The role of root exudation and rhizosphere microbial community structure and function in regulating ecosystem carbon flow
Plants allocate a significant proportion of their carbon belowground. These often labile carbon substrates serve as the energy source for complex microbial communities that inhabit the rhizosphere and stimulate ecosystem nutrient processes. In spite of its ecological importance, root exudation is poorly understood and even less is known about how changes in the amount and type of root exudate might alter the function of the associated soil microbial community.
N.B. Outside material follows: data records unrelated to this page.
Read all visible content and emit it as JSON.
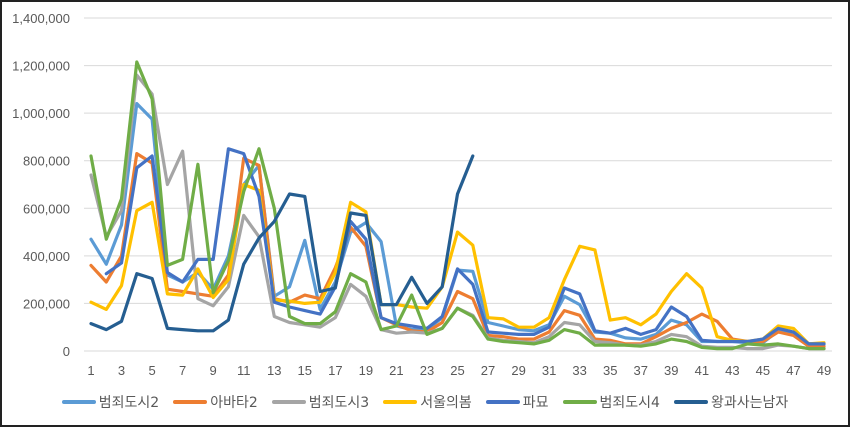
{
  "chart_data": {
    "type": "line",
    "title": "",
    "xlabel": "",
    "ylabel": "",
    "ylim": [
      0,
      1400000
    ],
    "yticks": [
      0,
      200000,
      400000,
      600000,
      800000,
      1000000,
      1200000,
      1400000
    ],
    "ytick_labels": [
      "0",
      "200,000",
      "400,000",
      "600,000",
      "800,000",
      "1,000,000",
      "1,200,000",
      "1,400,000"
    ],
    "x": [
      1,
      2,
      3,
      4,
      5,
      6,
      7,
      8,
      9,
      10,
      11,
      12,
      13,
      14,
      15,
      16,
      17,
      18,
      19,
      20,
      21,
      22,
      23,
      24,
      25,
      26,
      27,
      28,
      29,
      30,
      31,
      32,
      33,
      34,
      35,
      36,
      37,
      38,
      39,
      40,
      41,
      42,
      43,
      44,
      45,
      46,
      47,
      48,
      49
    ],
    "xtick_labels": [
      "1",
      "3",
      "5",
      "7",
      "9",
      "11",
      "13",
      "15",
      "17",
      "19",
      "21",
      "23",
      "25",
      "27",
      "29",
      "31",
      "33",
      "35",
      "37",
      "39",
      "41",
      "43",
      "45",
      "47",
      "49"
    ],
    "grid": true,
    "legend_position": "bottom",
    "series": [
      {
        "name": "범죄도시2",
        "color": "#5B9BD5",
        "values": [
          470000,
          365000,
          530000,
          1040000,
          975000,
          320000,
          290000,
          330000,
          260000,
          400000,
          700000,
          780000,
          230000,
          270000,
          465000,
          175000,
          290000,
          500000,
          540000,
          460000,
          105000,
          90000,
          90000,
          140000,
          340000,
          335000,
          120000,
          105000,
          90000,
          85000,
          110000,
          230000,
          195000,
          80000,
          75000,
          55000,
          50000,
          70000,
          130000,
          110000,
          40000,
          40000,
          40000,
          35000,
          35000,
          85000,
          70000,
          30000,
          30000
        ]
      },
      {
        "name": "아바타2",
        "color": "#ED7D31",
        "values": [
          360000,
          290000,
          400000,
          830000,
          790000,
          260000,
          250000,
          240000,
          230000,
          320000,
          810000,
          780000,
          220000,
          205000,
          235000,
          220000,
          350000,
          520000,
          440000,
          140000,
          110000,
          85000,
          80000,
          120000,
          250000,
          220000,
          65000,
          60000,
          50000,
          50000,
          80000,
          170000,
          150000,
          50000,
          45000,
          30000,
          30000,
          60000,
          95000,
          120000,
          155000,
          125000,
          50000,
          40000,
          40000,
          80000,
          65000,
          20000,
          20000
        ]
      },
      {
        "name": "범죄도시3",
        "color": "#A5A5A5",
        "values": [
          740000,
          480000,
          590000,
          1160000,
          1080000,
          700000,
          840000,
          220000,
          190000,
          270000,
          570000,
          480000,
          145000,
          120000,
          110000,
          100000,
          140000,
          280000,
          230000,
          90000,
          75000,
          80000,
          75000,
          95000,
          180000,
          150000,
          55000,
          45000,
          40000,
          35000,
          60000,
          120000,
          110000,
          40000,
          35000,
          25000,
          25000,
          40000,
          70000,
          60000,
          20000,
          15000,
          15000,
          10000,
          10000,
          25000,
          20000,
          10000,
          10000
        ]
      },
      {
        "name": "서울의봄",
        "color": "#FFC000",
        "values": [
          205000,
          175000,
          275000,
          590000,
          625000,
          240000,
          235000,
          345000,
          225000,
          300000,
          700000,
          675000,
          215000,
          210000,
          200000,
          205000,
          330000,
          625000,
          585000,
          195000,
          195000,
          185000,
          180000,
          270000,
          500000,
          445000,
          140000,
          135000,
          100000,
          100000,
          140000,
          300000,
          440000,
          425000,
          130000,
          140000,
          110000,
          155000,
          250000,
          325000,
          265000,
          60000,
          45000,
          40000,
          50000,
          105000,
          95000,
          30000,
          35000
        ]
      },
      {
        "name": "파묘",
        "color": "#4472C4",
        "values": [
          null,
          325000,
          370000,
          770000,
          820000,
          330000,
          290000,
          385000,
          385000,
          850000,
          830000,
          650000,
          205000,
          185000,
          170000,
          155000,
          270000,
          545000,
          470000,
          140000,
          115000,
          105000,
          95000,
          145000,
          345000,
          280000,
          80000,
          75000,
          70000,
          70000,
          100000,
          265000,
          240000,
          85000,
          75000,
          95000,
          70000,
          90000,
          185000,
          145000,
          45000,
          40000,
          40000,
          40000,
          50000,
          95000,
          80000,
          30000,
          30000
        ]
      },
      {
        "name": "범죄도시4",
        "color": "#70AD47",
        "values": [
          820000,
          470000,
          640000,
          1215000,
          1060000,
          360000,
          385000,
          785000,
          245000,
          380000,
          670000,
          850000,
          600000,
          145000,
          115000,
          115000,
          165000,
          325000,
          290000,
          90000,
          105000,
          235000,
          70000,
          95000,
          180000,
          145000,
          50000,
          40000,
          35000,
          30000,
          45000,
          90000,
          75000,
          25000,
          25000,
          25000,
          20000,
          30000,
          50000,
          40000,
          15000,
          10000,
          10000,
          30000,
          25000,
          30000,
          20000,
          10000,
          10000
        ]
      },
      {
        "name": "왕과사는남자",
        "color": "#255E91",
        "values": [
          115000,
          90000,
          125000,
          325000,
          305000,
          95000,
          90000,
          85000,
          85000,
          130000,
          365000,
          475000,
          545000,
          660000,
          650000,
          250000,
          265000,
          580000,
          570000,
          195000,
          195000,
          310000,
          200000,
          270000,
          660000,
          820000
        ]
      }
    ]
  }
}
In collaboration with Hector Castro,Christopher Schadt,, Marie-Anne de Graaff, and Charles Garten (all ORNL) we propose to define specific linkages between microbial diversity and function, and root exudates by merging two technologies - 13C stable isotope probing and DNA sequencing and Functional Gene microArrays - to link root exudate quality and quantity with microbial community structure and function in the rhizosphere.  
 
The role of intra-specific variation in leaf and root litter chemistry among hybrid poplar genotypes in soil carbon sequestration
In collaboration with Stan Wullschleger and Charles Garten (both at ORNL) we are using a basic ecosystem model to test the hypothesis that the intra-specific variation in leaf and root litter chemistry and decomposition rates among hybrid poplar genotypes has large and sustained impacts on soil carbon sequestration and ultimately alters ecosystem trajectories.
The role of foundation species and faunal biodiversity in ecosystem structure and function

Knowledge of how ecosystems respond to the loss or gain of foundation species can substantially reduce uncertainty in forecasts that project ecosystem dynamics from ongoing changes in biological diversity. In collaboration with Aaron Ellison (Harvard Forest), Nick Gottelli (UVM), and Nathan Sanders (UT), we are estabiishing an experiment to determine the direct and indirect mechanisms by which the loss of a foundation tree species from eastern North American forests (Hemlock) leads to changes in core ecosystem processes. One question we are addressing is: Can observed changes in ecosystem processes be accounted for directly by changes in faunal biodiversity, or is there a unique interaction between the loss of the foundation species and the compositional shifts in associated faunal assemblages?

Experimental plots have been established at Harvard Forest (MA) and are being established at Coweeta Hydrological Laboratory (NC).

Herbivore susceptibility and resistance effects on ecosystems

We are also interested in understanding how a single species, or the genetic variation within a species, can impact both community structure and ecosystem function. For example, ongoing research in our lab investigates how chronic insect infestation of piñon pine by a needle scale or stem-boring moth alters the nitrogen and carbon budget of a piñon-juniper woodland. Long-term studies in Arizona have identified trees that are resistant and susceptible to each herbivore, and because piñon resistance to herbivory has a genetic component, the potential exists for linking population-level variation in plant genetics to key ecosystem processes. We collaborate on this project with Tom Whitham (NAU), Steve Hart (NAU) , George Koch (NAU), and Samantha Chapman (Villanova).